The transition from superfemale begins during Jennie and Eben’s last meeting, as Eben finishes Jennie’s portrait. As she sits for him, Jennie says something quite different from her usual lovestruck conversation. Instead of mentioning how they will “be together always” Jennie muses, “You know how you feel sad sometimes? About things that have never happened? Perhaps they’re the things that are going to happen to us. Perhaps we know it…and are just too afraid to admit it to ourselves.” In this moment, Jennie moves past her infatuation/love for Eben and transcends what she wants to ponder a deeper truth: that there is a limit to what a mere person can achieve, a limit to how far manipulation will get you. She admits that she is just as capable of being manipulated as she is capable of manipulating others–manipulated in this case by time itself. Also for the first time, Jennie admits that she is just as much a victim of time’s inconsistencies as Eben is: no matter how persuasively she plans their life together, time can sweep them apart just as easily as it brought them together, and she has no control over it, no warning but a vague sense of sadness.
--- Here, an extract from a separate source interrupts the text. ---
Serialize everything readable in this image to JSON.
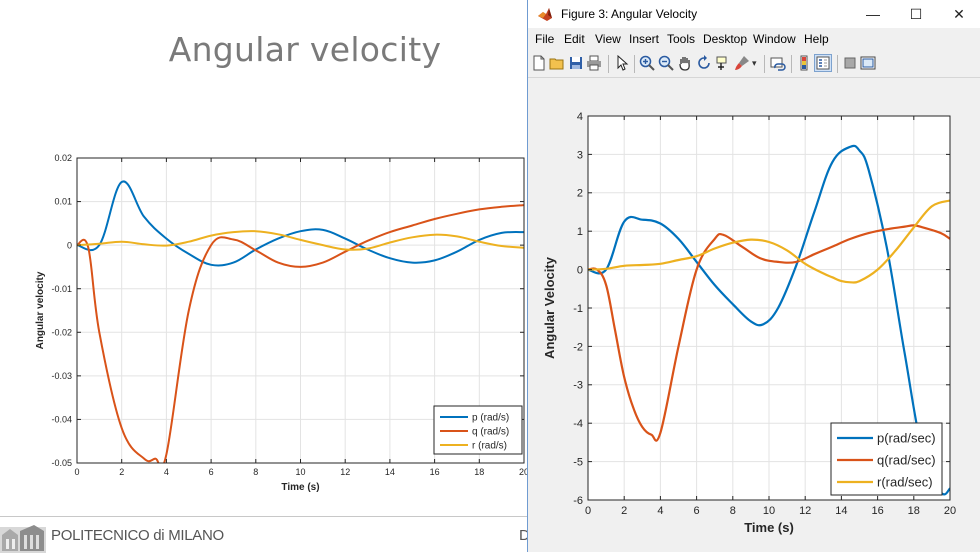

This moment of reflection is integral because in it Jennie accepts her own limits and, equally important, her fate as a victim of time. Thus she fulfills Haskell’s definition of the transition from superfemale to superwoman: “by taking life into her own hands, her own way.” However, to take her life into her hands, Jennie must let it go. Her transition to being a superwoman is reliant upon her realization that, in the end, her situation is beyond her control.
Unfortunately, in terms of Jennie’s transition, the film is incomplete. Her realization becomes a prediction, as she and Eben are swept apart from each other, both literally and figuratively. For the film, this is the end. However, for the character of Jennie, it was barely a beginning. Having succeeded in becoming a superwoman through acceptance of her situation, Jennie becomes free to love without manipulation, to engage in the equal-fulfillment relationship Haskell describes at the end of her essay. Unfortunately, the film ends with her still caught in the fledgling stage of superwoman-hood, demonstrating again that the focus of the film is not on her but on Eben, who not only survives the film but does it in full fulfillment of his artistic potential. Jennie never gets to fulfill her full potential; she is trapped in the role of Muse, and never receives the opportunity to understand her full identity outside of that role. Thus an already dynamic character is both ignored and repressed.
And the portrait of Jennie, beautiful but flat, becomes symbolic of her treatment as a character.